Вот великий Август во времена Римской империи свою дочь Юлию на такое безобразие не обрек. Когда она, от излишка любовных утех, что ли, вдруг абсолютно облысела, Август за бешеные деньги купил у парикмахера скальп немецкой принцессы с буйными, роскошными волосами. Скальп приспособили под размер головки Юлии, смазали специальным составом, чтобы он не высох, и красота Юлии пуще прежнего засверкала.

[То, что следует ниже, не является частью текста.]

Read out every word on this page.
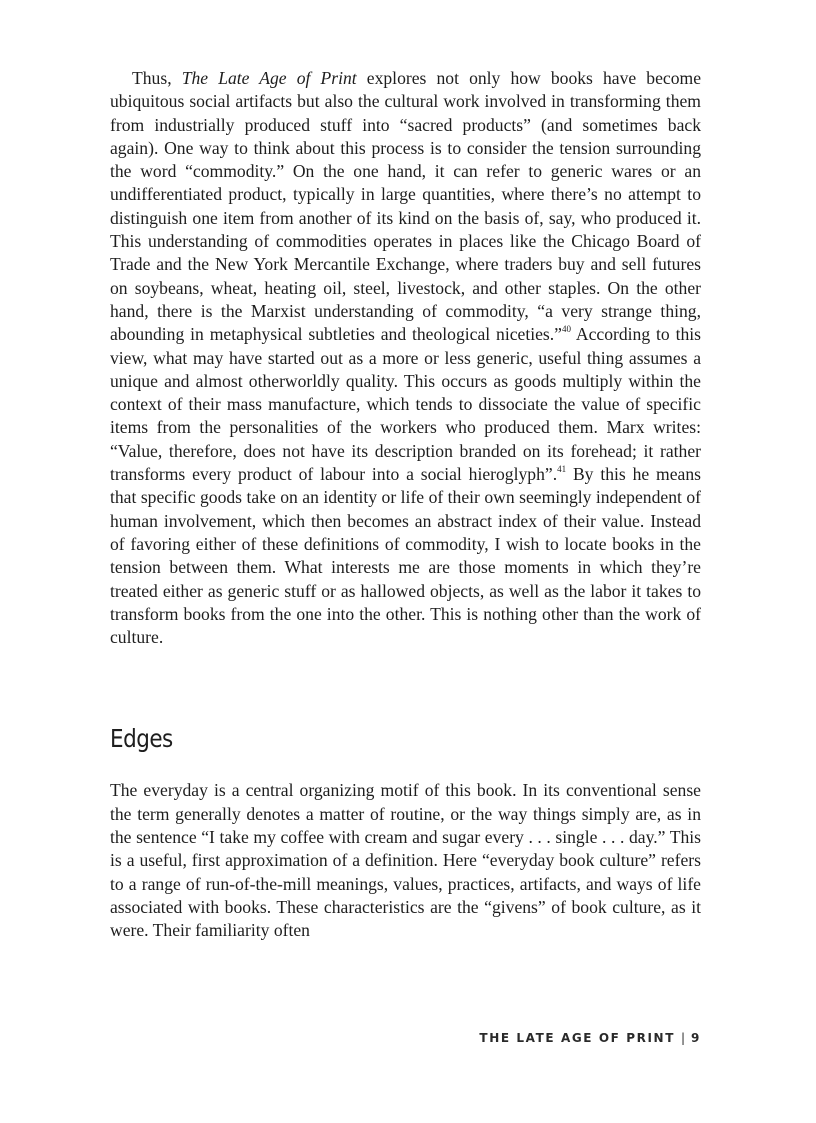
Thus, The Late Age of Print explores not only how books have become ubiquitous social artifacts but also the cultural work involved in transforming them from industrially produced stuff into “sacred products” (and sometimes back again). One way to think about this process is to consider the tension surrounding the word “commodity.” On the one hand, it can refer to generic wares or an undifferentiated product, typically in large quantities, where there’s no attempt to distinguish one item from another of its kind on the basis of, say, who produced it. This understanding of commodities operates in places like the Chicago Board of Trade and the New York Mercantile Exchange, where traders buy and sell futures on soybeans, wheat, heating oil, steel, livestock, and other staples. On the other hand, there is the Marxist understanding of commodity, “a very strange thing, abounding in metaphysical subtleties and theological niceties.”$^{40}$ According to this view, what may have started out as a more or less generic, useful thing assumes a unique and almost otherworldly quality. This occurs as goods multiply within the context of their mass manufacture, which tends to dissociate the value of specific items from the personalities of the workers who produced them. Marx writes: “Value, therefore, does not have its description branded on its forehead; it rather transforms every product of labour into a social hieroglyph”.$^{41}$ By this he means that specific goods take on an identity or life of their own seemingly independent of human involvement, which then becomes an abstract index of their value. Instead of favoring either of these definitions of commodity, I wish to locate books in the tension between them. What interests me are those moments in which they’re treated either as generic stuff or as hallowed objects, as well as the labor it takes to transform books from the one into the other. This is nothing other than the work of culture.

Edges

The everyday is a central organizing motif of this book. In its conventional sense the term generally denotes a matter of routine, or the way things simply are, as in the sentence “I take my coffee with cream and sugar every . . . single . . . day.” This is a useful, first approximation of a definition. Here “everyday book culture” refers to a range of run-of-the-mill meanings, values, practices, artifacts, and ways of life associated with books. These characteristics are the “givens” of book culture, as it were. Their familiarity often

THE LATE AGE OF PRINT | 9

И вот пока еще белокурой царевной очарованный Бирон глядит на нее из своей конюшни, мечтая и строя политические планы, Анна Иоанновна не дремала. Почувствовав угасающий любовный пыл фаворита, выступила перед ним в обновленном виде. Долой свободный восточный халат! И вот она, гренадер из гренадеров, с черными, как смоль, кустистыми бровями, нарумяненная, жирно набеленная, с протертым коровьим маслом лицом, поскольку, как мы уже знаем, воду не очень уважала, в немыслимо дорогих драгоценных бархатных и парчовых платьях, вышитых золотом, жемчугом и бриллиантами, начала очаровывать Бирона. Специально корсет снимала, чтобы еще больше свои женские прелести подчеркнуть, предлагая фавориту прилечь рядом. Но Бирону постоянные послеобеденные отдыхи с матушкой-царицей на совместной кушетке изрядно уж осточертели. Может быть, в глубине души он и сетовал на такое несвойственное вообще-то русским царицам любовное постоянство, ибо начал от любовных утех явно отлынивать, проявляя интерес совсем к другому — празднествам, фейерверкам и балам.